Die Regelwerke können in zwei Fällen herangezogen werden: Wenn Sie bei der Planung von Einsätzen hinterlegt werden oder wenn ungeplante Buchungen erstellt werden. Für die ungeplanten Buchungen gibt es in den Vertriebskonditionen-Einstellungen die Möglichkeit, das grundsätzlich gültige Regelwerk auszuwählen. Dies kann dann nach dem gleichen Mechanismus wie die Preise auf Kunden- und Objektebene überschrieben werden.
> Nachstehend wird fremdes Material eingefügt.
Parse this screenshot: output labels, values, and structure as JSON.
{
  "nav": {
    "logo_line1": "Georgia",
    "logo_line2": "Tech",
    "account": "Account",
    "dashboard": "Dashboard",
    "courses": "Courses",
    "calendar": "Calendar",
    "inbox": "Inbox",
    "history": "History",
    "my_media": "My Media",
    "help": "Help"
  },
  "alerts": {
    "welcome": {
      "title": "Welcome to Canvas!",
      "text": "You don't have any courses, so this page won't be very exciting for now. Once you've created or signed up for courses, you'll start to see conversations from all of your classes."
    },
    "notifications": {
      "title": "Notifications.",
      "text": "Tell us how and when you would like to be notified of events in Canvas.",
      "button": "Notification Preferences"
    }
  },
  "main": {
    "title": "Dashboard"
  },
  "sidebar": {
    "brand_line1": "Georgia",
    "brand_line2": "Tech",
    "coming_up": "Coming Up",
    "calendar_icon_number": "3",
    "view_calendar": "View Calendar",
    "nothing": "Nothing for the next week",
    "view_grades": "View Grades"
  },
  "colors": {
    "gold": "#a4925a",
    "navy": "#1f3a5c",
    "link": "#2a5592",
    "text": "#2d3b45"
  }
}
Es ist von Ihrem Geschäftsmodell abhängig, wie Sie die Konditionen am Besten einrichten. Manchmal empfiehlt es sich, grundsätzlich keine Abrechnung durchzuführen und nur bei ausgewählten Einsätzen dann Abrechnungsregeln zu hinterlegen, besonders wenn Sie viele Aufträge mit monatlichen Pauschalen abrechnen. Wenn Sie nur wenige oder keine Pauschalen abrechnen, ist die Hinterlegung von Standardkonditionen, die Umsätze generieren, die bessere Lösung. (Sie haben dann immer noch die Möglichkeit, bei einzelnen Einsätzen "keine Abrechnung" zu hinterlegen.)

Rechnungen erstellen

In Skyline sehen Sie auf Ihrer Übersichtsseite in der rechten Spalte ein neues Modul mit den noch nicht abgerechneten Umsätzen aus Skyline Dispo. Folgen Sie dort dem Link "Jetzt Rechnungen erstellen", um Rechnungen zu erstellen .

Sie können entweder die Umsätze einzeln abrechnen und für jeden Beitrag eine eigene Rechnungsposition erstellen (z. B. um eine Position für jede Ausführung zu erhalten) oder "Gleiche Buchungen zusammenfassen" wählen, um die gleichen Positionen (gleicher Text, gleiche Leistungsart, gleicher Betrag) für den Monat zusammenzufassen.

Solange aus den Umsätzen noch keine Rechnungen erzeugt wurden, können die zu Grunde liegenden Buchungen noch verändert werden. Wenn Sie bereits eine Rechnung erstellt haben und dennoch die Daten ändern möchten, können Sie in Skyline Dispo im Bereich "Auswertungen" -> "Umsätze" den Status der Umsätze von "abgerechnet" zu "nicht abgerechnet" verändern.

Anschließend können die Buchungen wieder verändert und die Umsätze neu generiert werden.